According to USA Today, teens who drink soda, energy drinks and other sugary beverages are guzzling about 327 calories a day from them, which is equal to about 2 1/2 cans of cola, new government data show. These results came from more than 17,000 interviews conducted from 2005 to 2008. It included sodas, energy drinks, sports drinks, fruit drinks, and sweetened bottled waters.
Rachel Johnson, a spokeswoman for the American Heart Association and a nutrition professor at the University of Vermont stated, “Sugar-sweetened beverages are the No.1 single source of calories in the American diet and account for about half of all added sugars that people consume.”
Of course these dietary habits are associated with obesity and type-2 diabetes. Barry Popkin, Nutrition Professor at the University of North Carolina, Chapel Hill, says consumption of super-caffeinated energy drinks, especially among teens and young adults, is skyrocketing. “These are empty calories with no health benefits.”

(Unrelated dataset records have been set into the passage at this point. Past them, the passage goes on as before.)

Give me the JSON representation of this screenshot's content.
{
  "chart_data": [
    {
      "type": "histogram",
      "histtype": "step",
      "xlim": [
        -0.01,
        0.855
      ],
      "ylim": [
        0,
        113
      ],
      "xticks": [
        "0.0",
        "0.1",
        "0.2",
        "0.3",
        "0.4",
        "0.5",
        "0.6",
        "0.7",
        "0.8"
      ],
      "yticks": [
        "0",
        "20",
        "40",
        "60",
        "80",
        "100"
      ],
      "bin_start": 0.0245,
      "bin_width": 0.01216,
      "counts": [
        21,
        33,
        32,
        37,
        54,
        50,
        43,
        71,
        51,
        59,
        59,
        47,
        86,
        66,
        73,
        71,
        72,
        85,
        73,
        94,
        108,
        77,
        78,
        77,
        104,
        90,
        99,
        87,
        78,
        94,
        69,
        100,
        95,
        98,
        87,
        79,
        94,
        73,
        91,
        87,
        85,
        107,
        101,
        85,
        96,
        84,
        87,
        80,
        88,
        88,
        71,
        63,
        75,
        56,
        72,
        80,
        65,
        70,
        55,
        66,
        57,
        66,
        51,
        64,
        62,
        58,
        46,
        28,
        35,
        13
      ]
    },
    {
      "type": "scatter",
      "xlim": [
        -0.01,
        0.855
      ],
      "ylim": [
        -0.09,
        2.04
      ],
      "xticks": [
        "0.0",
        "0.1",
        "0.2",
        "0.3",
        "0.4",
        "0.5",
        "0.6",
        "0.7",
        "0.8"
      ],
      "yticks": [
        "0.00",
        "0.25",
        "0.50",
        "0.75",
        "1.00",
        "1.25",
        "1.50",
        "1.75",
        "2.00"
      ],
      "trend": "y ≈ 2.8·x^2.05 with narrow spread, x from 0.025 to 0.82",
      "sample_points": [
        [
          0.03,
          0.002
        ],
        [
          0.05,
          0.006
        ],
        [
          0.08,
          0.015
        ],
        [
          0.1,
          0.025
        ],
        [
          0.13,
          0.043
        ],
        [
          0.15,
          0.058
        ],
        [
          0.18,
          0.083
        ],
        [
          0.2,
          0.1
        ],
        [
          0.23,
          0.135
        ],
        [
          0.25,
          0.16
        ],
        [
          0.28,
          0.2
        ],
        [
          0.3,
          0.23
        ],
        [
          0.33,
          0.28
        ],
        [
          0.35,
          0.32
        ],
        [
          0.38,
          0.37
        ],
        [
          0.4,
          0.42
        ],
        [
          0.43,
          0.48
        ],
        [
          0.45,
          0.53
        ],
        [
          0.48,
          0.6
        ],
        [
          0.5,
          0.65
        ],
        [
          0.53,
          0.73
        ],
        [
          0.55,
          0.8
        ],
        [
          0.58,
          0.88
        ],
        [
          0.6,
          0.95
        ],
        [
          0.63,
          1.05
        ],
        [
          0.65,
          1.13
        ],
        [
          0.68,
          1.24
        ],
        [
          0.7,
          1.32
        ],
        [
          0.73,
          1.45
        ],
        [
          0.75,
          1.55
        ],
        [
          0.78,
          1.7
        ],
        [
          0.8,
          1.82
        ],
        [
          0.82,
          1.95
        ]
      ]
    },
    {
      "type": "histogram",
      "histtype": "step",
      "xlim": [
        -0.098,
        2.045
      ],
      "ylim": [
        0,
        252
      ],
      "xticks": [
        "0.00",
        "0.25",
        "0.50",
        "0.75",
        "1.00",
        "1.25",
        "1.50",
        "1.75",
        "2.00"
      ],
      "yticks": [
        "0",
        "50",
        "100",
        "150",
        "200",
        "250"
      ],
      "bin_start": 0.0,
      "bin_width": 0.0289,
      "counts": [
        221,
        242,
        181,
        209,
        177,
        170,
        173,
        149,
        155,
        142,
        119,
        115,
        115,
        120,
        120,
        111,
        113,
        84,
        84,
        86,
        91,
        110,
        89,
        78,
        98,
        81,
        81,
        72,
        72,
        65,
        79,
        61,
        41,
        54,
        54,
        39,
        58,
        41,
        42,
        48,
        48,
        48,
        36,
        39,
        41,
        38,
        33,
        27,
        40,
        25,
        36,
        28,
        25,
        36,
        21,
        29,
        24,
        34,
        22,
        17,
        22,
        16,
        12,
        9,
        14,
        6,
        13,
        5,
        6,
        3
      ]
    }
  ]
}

Unfortunately products like Red Bull, Coca Cola or fruit drinks not only provide extra calories but can cause dehydration as well. Better to reach for a glass of water. One of the drinks I recommend has no artificial flavors, sweeteners, or preservatives. It actually minimizes fluid loss for enhanced hydration, maintains blood-glucose levels, and even increases endurance for better athletic performance. Many of my family members use this as a natural energy drink without the added sugars of normal sports drinks. In place of Red Bull, I often recommend a product that delivers a scientific blend of caffeine from natural green tea extract, plus L-tyroisine, L-theanine, B vitamins and vitamin D, again with no artificial flavors, sweetners, or preservatives.
The Heart Association advises people to consume no more than 36 ounces or about 450 calories from sugary beverages a week. Again, water seems to be a great solution to this issue! How about you? Can you keep those sugary drinks to just 36 ounces a week?